29 Temmuz 2008 Salı

Zilli'nin Günlüğü- 1

Hav! Hav,hav, hav, hav, haaaaav. Mıyık, miyk, hav.

Yok bu böyle olmayacak. Siz köpekçe bilmediğinize göre ben daha önce petshop'ta öğrendiğim insancayla konuşayım. :)))

Merhaba, ben 21.04.2008 doğumlu bir Golden Retriever'ım, adım Zilli. Sanırım annem beni daha önce sizinle gıyabımda tanıştırdı. İstedim ki, madem annemin bana sağlayabileceği böyle bir imkan var, bende kendi ağzımdan yaşadıklarımı ve tecrübelerimi sizlerle paylaşayım.

Bugün itibariyle bir haftadır annem ve babamla (elbette insan olanları) yaşıyorum. Apartman dedikleri yerde, ev dedikleri büyükçe bir bölümleri var, benim petshoptaki kafesimle kıyaslarsak koccaaaaaaaman.

İkisinin arasında ilk olarak annemi gördüm. Kardeşimle kafeste oynarken, dükkanın sahibi abi beni dışarı çekti.

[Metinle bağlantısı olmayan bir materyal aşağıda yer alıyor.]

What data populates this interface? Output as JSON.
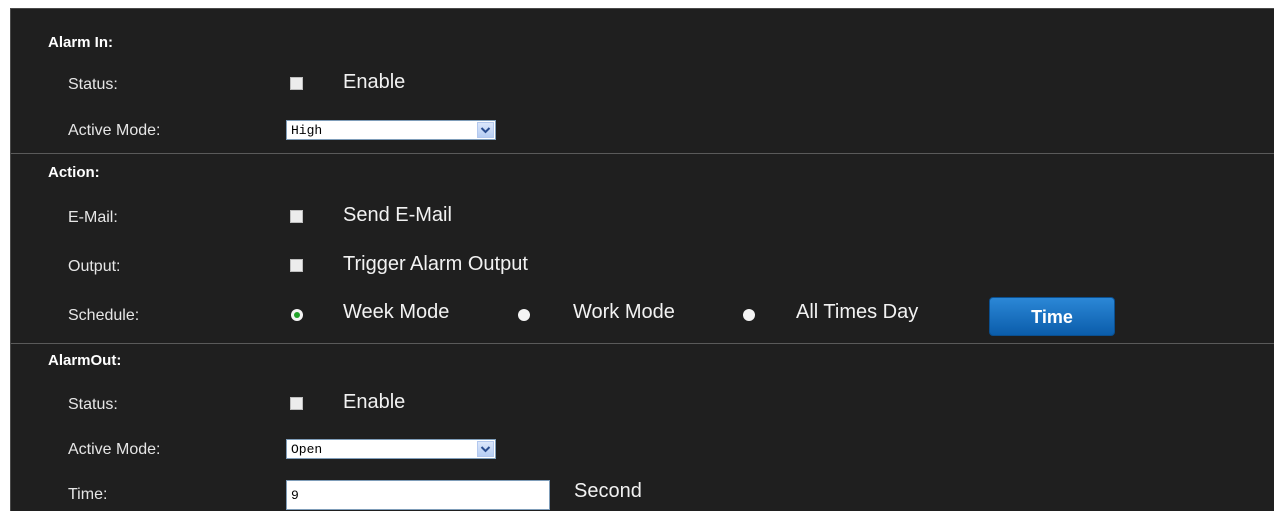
{
  "alarm_in": {
    "heading": "Alarm In:",
    "status_label": "Status:",
    "status_enable_label": "Enable",
    "status_enable_checked": false,
    "active_mode_label": "Active Mode:",
    "active_mode_value": "High"
  },
  "action": {
    "heading": "Action:",
    "email_label": "E-Mail:",
    "email_option_label": "Send E-Mail",
    "email_checked": false,
    "output_label": "Output:",
    "output_option_label": "Trigger Alarm Output",
    "output_checked": false,
    "schedule_label": "Schedule:",
    "schedule_options": [
      "Week Mode",
      "Work Mode",
      "All Times Day"
    ],
    "schedule_selected": "Week Mode",
    "time_button_label": "Time"
  },
  "alarm_out": {
    "heading": "AlarmOut:",
    "status_label": "Status:",
    "status_enable_label": "Enable",
    "status_enable_checked": false,
    "active_mode_label": "Active Mode:",
    "active_mode_value": "Open",
    "time_label": "Time:",
    "time_value": "9",
    "time_unit": "Second"
  },
  "colors": {
    "panel_background": "#1f1f1f",
    "button_blue": "#1a73c4",
    "radio_selected": "#22a22a"
  },
  "icons": {
    "select_arrow": "chevron-down-icon"
  }
}
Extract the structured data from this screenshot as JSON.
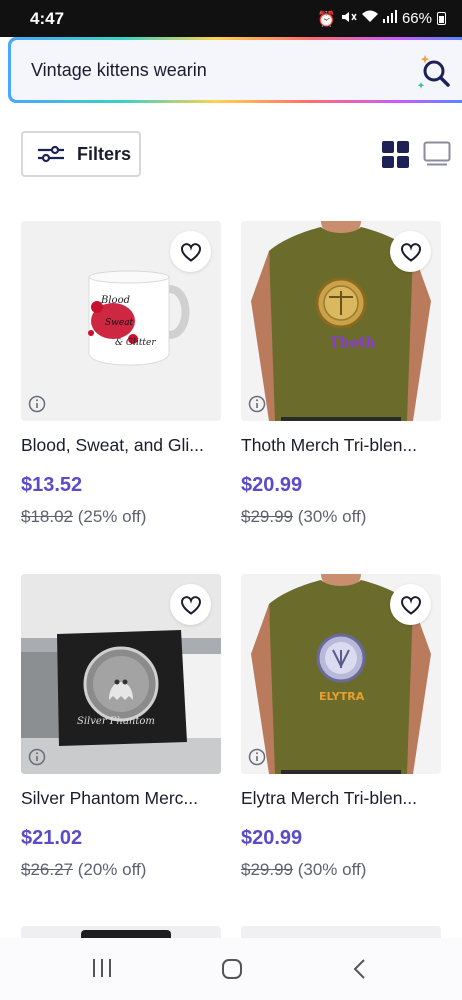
{
  "status_bar": {
    "time": "4:47",
    "battery": "66%"
  },
  "search": {
    "value": "Vintage kittens wearin"
  },
  "toolbar": {
    "filters_label": "Filters"
  },
  "products": [
    {
      "title": "Blood, Sweat, and Gli...",
      "price": "$13.52",
      "original_price": "$18.02",
      "discount": "(25% off)",
      "image_text": [
        "Blood",
        "Sweat",
        "& Glitter"
      ]
    },
    {
      "title": "Thoth Merch Tri-blen...",
      "price": "$20.99",
      "original_price": "$29.99",
      "discount": "(30% off)",
      "image_text": [
        "Thoth"
      ]
    },
    {
      "title": "Silver Phantom Merc...",
      "price": "$21.02",
      "original_price": "$26.27",
      "discount": "(20% off)",
      "image_text": [
        "Silver Phantom"
      ]
    },
    {
      "title": "Elytra Merch Tri-blen...",
      "price": "$20.99",
      "original_price": "$29.99",
      "discount": "(30% off)",
      "image_text": [
        "ELYTRA"
      ]
    }
  ],
  "colors": {
    "price": "#5a4bc8",
    "navy": "#1d2156",
    "shirt": "#6b6b2c"
  }
}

Baktım karşımda başka biri, bana gel yapıyor. Şöyle bir etrafında dolaştım, kokladım, süründüm. Baktım ters bişey yok, bıraktım kendimi kollarına. Tabii o mest oldu. Zaten kardeşimle anlaşmıştık. Bu kafes hayatı bize dar geliyor, olur da dükkandaki abilerin söylediği gibi, birisi bizi almaya gelir, biz de o kişiden hoşlanırsak hemen yayılalım kucağına, tüm şirinlik numaralarımızı yapalım ki alsınlar bizi diye. Ben de aynen öyle yaptım, bayıldılar bana. Hemen annemin kucağımda fotoğrafım çekildi, babama gönderildi. İş dönüşü babam da geldi, bi tur numara da ona. Resmen bana tav oldular:))

Beni hemen eve götürmek için çok hevesli olmalarına rağmen ilk aşılarımın yapılabilmesi için dükkandaki abiler beni bırakmadı. Açıkçası iyi de oldu, kardeşimle doya doya öpüşüp koklaştık, bol bol oynadık, birbirimize güzel bir hayat geçirme dileğinde bulunduk.

Salı akşamı, annem beni almaya yalnız geldi. Belki sizde de oluyordur. Beni arabanın ön koltuğundaki boşluğa koydular. Pek bir heyecanlandım. Hem arabaya ilk kez biniyordum, hem de bir çeşit bilinmeze gidiyordum. Gerçi evimiz toplasan 3 dk sürmedi, bu sürede de annem hep kafamı ve gıdımı okşadı ama itiraf etmeliyim ki korku ve heyecandan biraz altıma kaçırdım. :))

Evimiz - artık böyle söyleyebilirim sanırım, daha öncede bahsettiğim gibi oldukça ferah. Arka taraftaki balkonu bana tahsis etmişler. Annem çişim ve kakam için gazeteler ayarlamış. Ayıptır söylemesi, ufaktan bir tuvalet eğitimim var. Gazeteye yapmayı biliyorum yani :)) Mama ve su kabım yerinde, bi sürü oyuncak, temizlik mendilleri, kısaca herşey organize edilmiş. Dedim ki "bi kaç gün bakayım, beğenmezsem söylerim."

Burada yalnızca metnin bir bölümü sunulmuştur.